On Thu, 19 Apr 2007 16:12:34 -0400 snipped-for-privacy@aol.com wrote: | On 19 Apr 2007 15:04:59 GMT, snipped-for-privacy@ipal.net wrote: | |>On Thu, 19 Apr 2007 08:34:21 -0500 Bud-- wrote: |>
|>| A GFCI trip suggests the air compressor has hot-to-ground leakage. |>
|>Or it could have neutral to ground leakage. If the neutral and ground |>are connected together at the load, the return current will split between |>those wires, and the GFCI will not see the same current level between hot |>and neutral. In either case, the compressor is defective and dangerous |>for use. It needs to be repaired or replaced. |>
|>
|>| Brush motors are not supposed to trip AFCIs. AFCIs almost always include |>| a 30 mA ground fault trip (GFCIs use 5 mA). It is possible the shop vac |>| has hot-to-ground leakage. If you plug the shop vac into the GFCI does |>| it trip? Do you have more than 1 AFCI - trip the others also? |>
|>There is a history of some AFCIs being overly sensitive, or some motor |>loads having excess brush arcing, and tripping AFCIs (and not GFCIs). |>The OP should test the shop vac on a GFCI. If it is OK on a GFCI, then |>the AFCI should be returned to the manufacturer for evaluation (but they |>will likely also need more information to reproduce the problem, if not |>the actual shop vac). And the shop vac could be defective and have a |>kind of fault, or excessive arcing, that the AFCI should detect. | | | Most AFCI trips get traced back to ground/neutral faults. That is | where the ceiling fans got that bad reputation. It was usually that | big cludge wirenut vibrating into the hickey when the fan was running. | The original AFCI designs (for the arc fault part) were only looking | for short duration current spikes in the 70a+ range.

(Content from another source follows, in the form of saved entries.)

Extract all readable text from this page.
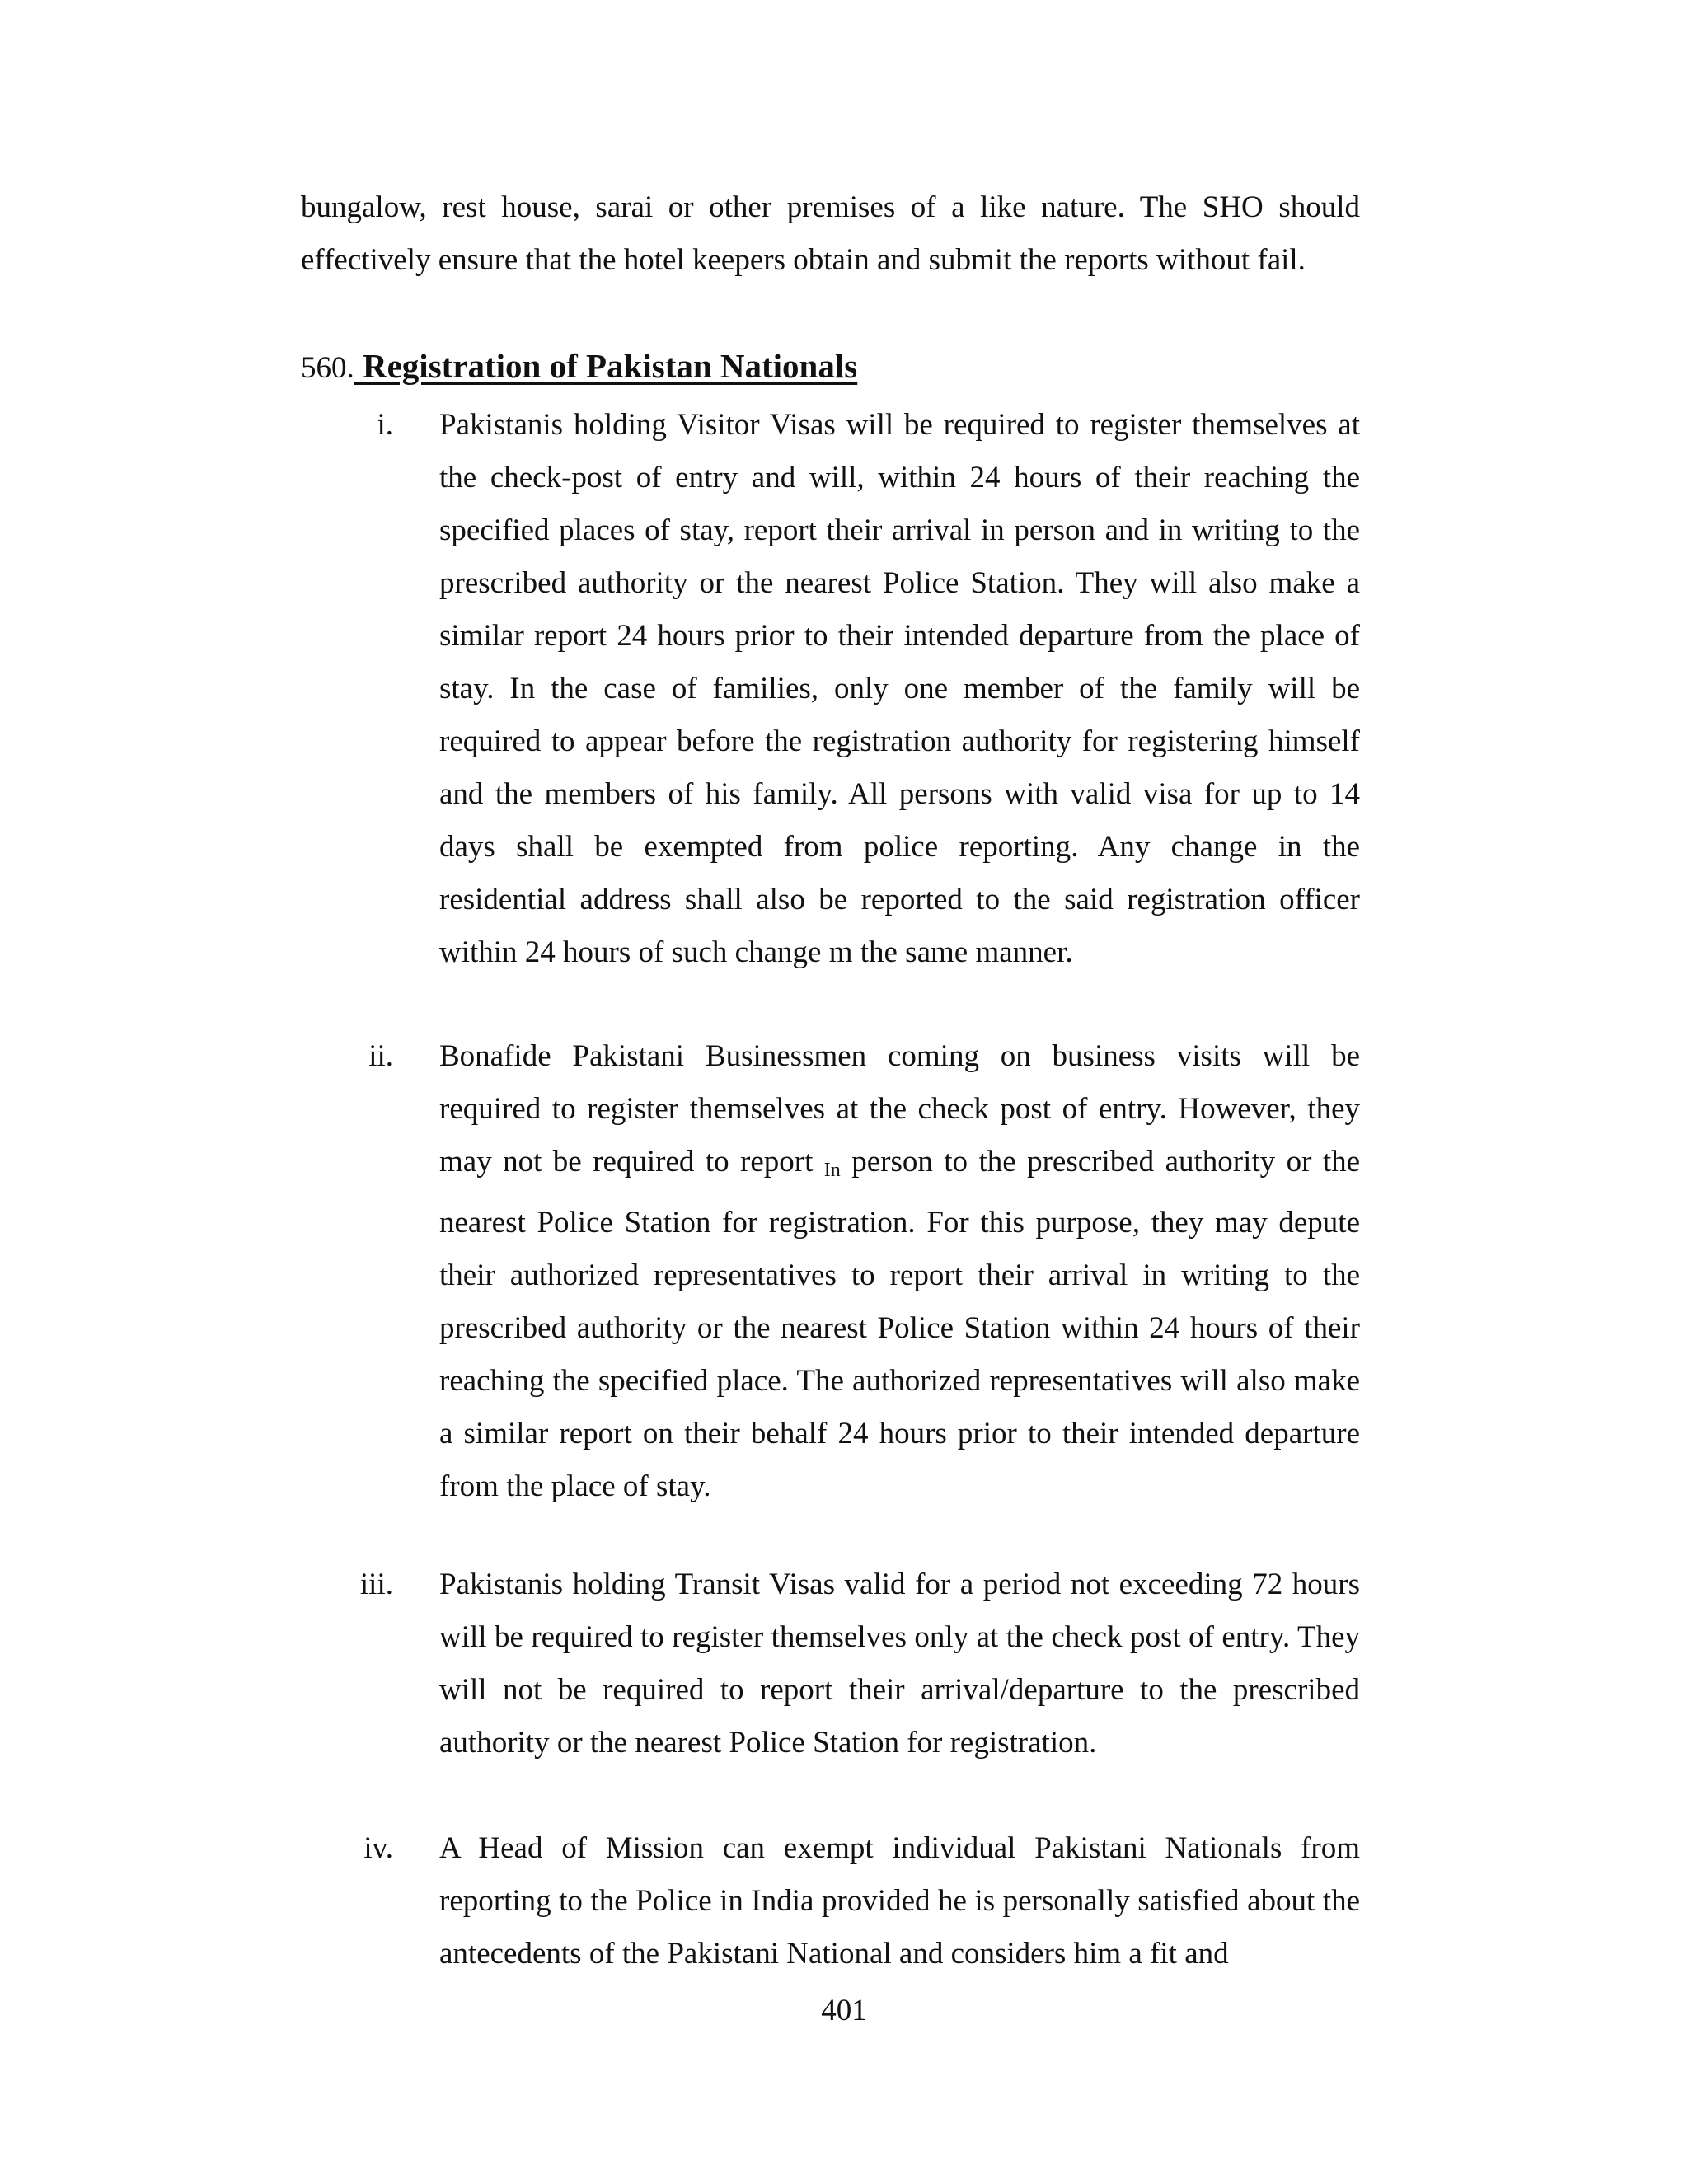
bungalow, rest house, sarai or other premises of a like nature. The SHO should effectively ensure that the hotel keepers obtain and submit the reports without fail.

560. Registration of Pakistan Nationals

i. Pakistanis holding Visitor Visas will be required to register themselves at the check-post of entry and will, within 24 hours of their reaching the specified places of stay, report their arrival in person and in writing to the prescribed authority or the nearest Police Station. They will also make a similar report 24 hours prior to their intended departure from the place of stay. In the case of families, only one member of the family will be required to appear before the registration authority for registering himself and the members of his family. All persons with valid visa for up to 14 days shall be exempted from police reporting. Any change in the residential address shall also be reported to the said registration officer within 24 hours of such change m the same manner.

ii. Bonafide Pakistani Businessmen coming on business visits will be required to register themselves at the check post of entry. However, they may not be required to report In person to the prescribed authority or the nearest Police Station for registration. For this purpose, they may depute their authorized representatives to report their arrival in writing to the prescribed authority or the nearest Police Station within 24 hours of their reaching the specified place. The authorized representatives will also make a similar report on their behalf 24 hours prior to their intended departure from the place of stay.

iii. Pakistanis holding Transit Visas valid for a period not exceeding 72 hours will be required to register themselves only at the check post of entry. They will not be required to report their arrival/departure to the prescribed authority or the nearest Police Station for registration.

iv. A Head of Mission can exempt individual Pakistani Nationals from reporting to the Police in India provided he is personally satisfied about the antecedents of the Pakistani National and considers him a fit and

401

They just detect | dead shorts from line to neutral. The GFCI protection was added to | find shorts from neutral or line to ground at the 30ma level.
That's not what some aspects of what I read say. There have been documents (I didn't keep them handy) that described "series arcs" as arcs due to a loose connection that isn't a short circuit path. The arc transients would therefore have no more increase than what the load is, plus or minus any circuit/load reactive components affecting it.